The Nativity is a plain, unvarnished tale in which remarkable things happen. And it is a remarkable story in its own right.
One of the surprising things about it is that for a Biblical story, we encounter it in so many places that are not scripture. At Christmas time it is everywhere: on cards and pictures, in books, songs and plays. It is one of the few Bible stories that has successfully made the leap from the pages of the gospel into our popular culture.
So why does it work? If we can lay aside for a moment its provenance, and the fact that it is loved by Christians the world over for its own sake, why is it still a successful story in its own right?
Firstly, perhaps, is the fact that it is not set in stone. Even within the Bible there are a number of different versions, showing that in many ways it is not the details of the story that count, but the story itself. It is endlessly flexible, giving storytellers of all kinds (be they writers, speakers or visual artists) the scope to build on it, to add and embroider. It is, therefore, a joy to tell.
Then there are the ingredients: a villain, a journey, fear, hope and treasure, and we can see at once that they are the makings of a good story. There are key words that always occur in a telling of the Nativity, and they are all promising ones: donkey, baby, angel, star, shepherds and kings. They almost make a good tale in their own right.

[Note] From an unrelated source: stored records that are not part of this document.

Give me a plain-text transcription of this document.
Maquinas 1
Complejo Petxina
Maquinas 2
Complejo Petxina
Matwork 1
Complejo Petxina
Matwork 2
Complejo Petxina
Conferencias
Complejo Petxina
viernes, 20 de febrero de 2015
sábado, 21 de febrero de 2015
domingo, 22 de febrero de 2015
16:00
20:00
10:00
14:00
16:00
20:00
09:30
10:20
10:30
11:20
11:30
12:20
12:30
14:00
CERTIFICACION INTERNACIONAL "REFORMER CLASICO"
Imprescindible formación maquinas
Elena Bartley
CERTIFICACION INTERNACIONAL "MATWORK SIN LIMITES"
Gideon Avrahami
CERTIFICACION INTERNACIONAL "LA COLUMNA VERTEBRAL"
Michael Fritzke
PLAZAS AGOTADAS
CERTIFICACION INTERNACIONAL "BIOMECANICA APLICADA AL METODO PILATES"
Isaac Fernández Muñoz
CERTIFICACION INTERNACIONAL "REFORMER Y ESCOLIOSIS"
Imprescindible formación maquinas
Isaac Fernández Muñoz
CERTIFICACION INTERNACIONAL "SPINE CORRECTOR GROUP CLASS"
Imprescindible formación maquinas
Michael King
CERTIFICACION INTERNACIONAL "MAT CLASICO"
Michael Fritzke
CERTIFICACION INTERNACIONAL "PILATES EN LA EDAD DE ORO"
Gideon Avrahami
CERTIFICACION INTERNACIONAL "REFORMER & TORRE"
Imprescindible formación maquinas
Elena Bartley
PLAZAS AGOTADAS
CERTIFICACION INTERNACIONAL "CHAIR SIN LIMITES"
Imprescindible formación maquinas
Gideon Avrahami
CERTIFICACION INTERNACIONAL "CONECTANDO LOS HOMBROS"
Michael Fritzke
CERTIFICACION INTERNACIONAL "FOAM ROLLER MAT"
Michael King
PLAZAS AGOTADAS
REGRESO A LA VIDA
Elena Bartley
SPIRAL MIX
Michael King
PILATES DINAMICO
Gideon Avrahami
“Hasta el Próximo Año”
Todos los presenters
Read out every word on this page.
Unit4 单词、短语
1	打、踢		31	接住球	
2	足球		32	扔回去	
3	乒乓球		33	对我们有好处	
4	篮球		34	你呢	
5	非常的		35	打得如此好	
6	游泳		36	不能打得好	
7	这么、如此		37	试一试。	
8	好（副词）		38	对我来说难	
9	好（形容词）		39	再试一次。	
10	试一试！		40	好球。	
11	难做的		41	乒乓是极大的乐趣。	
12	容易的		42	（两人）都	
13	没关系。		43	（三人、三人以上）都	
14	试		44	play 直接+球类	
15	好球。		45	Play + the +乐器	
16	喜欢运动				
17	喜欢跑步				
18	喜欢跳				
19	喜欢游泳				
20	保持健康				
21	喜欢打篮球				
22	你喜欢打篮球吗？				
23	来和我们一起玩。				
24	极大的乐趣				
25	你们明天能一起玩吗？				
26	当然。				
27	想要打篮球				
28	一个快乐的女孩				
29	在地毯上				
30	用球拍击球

Thirdly, it’s beautiful. The colours are fantastic. Blue for Mary, calling to mind clear skies and fresh water. In nature blue signals transparency and cleanness. In human society it means trust. Nurses wear blue. It’s an honest colour.
White for the baby. Wrapped in swaddling clothes, the baby Jesus lies in a manger. He is one of the people, but he is dressed in white, the colour of angels. The colour of clouds and snow. These things are untouchable and heavenly – they vanish or melt when we try to put a finger to them.
The star is gold, the colour of wealth, power and royalty; that goes without saying. But it is also a light, a beacon that guides the kings and shepherds on their way. A lighthouse, keeping them on a safe course.
Then there is its familiarity. The charm of the story is the fact that we come across it every year, and already know it backwards. Like so many traditions, we enjoy it for its anti-novelty value. We don’t ask for surprise at Christmas, we ask for tradition, and repetition (and presents!).
In a world where we are constantly being sold the latest thing, drowning in a bewildering sea of products and gadgets, a story that is simple and familiar and instantly recognisable is precious.
And this story does not exist by itself as an isolated tradition, but as an integral part of our favourite festival. At the height of winter, it reminds us that warmth and love may be found in the simplest places. And since it ends with a birth, it reminds us too of spring, and the fact that life is an endless, forgiving cycle. In short, it reminds us that we will soon be warmer, and that sometimes the things that look simplest and humblest on the outside turn out to be the best after all.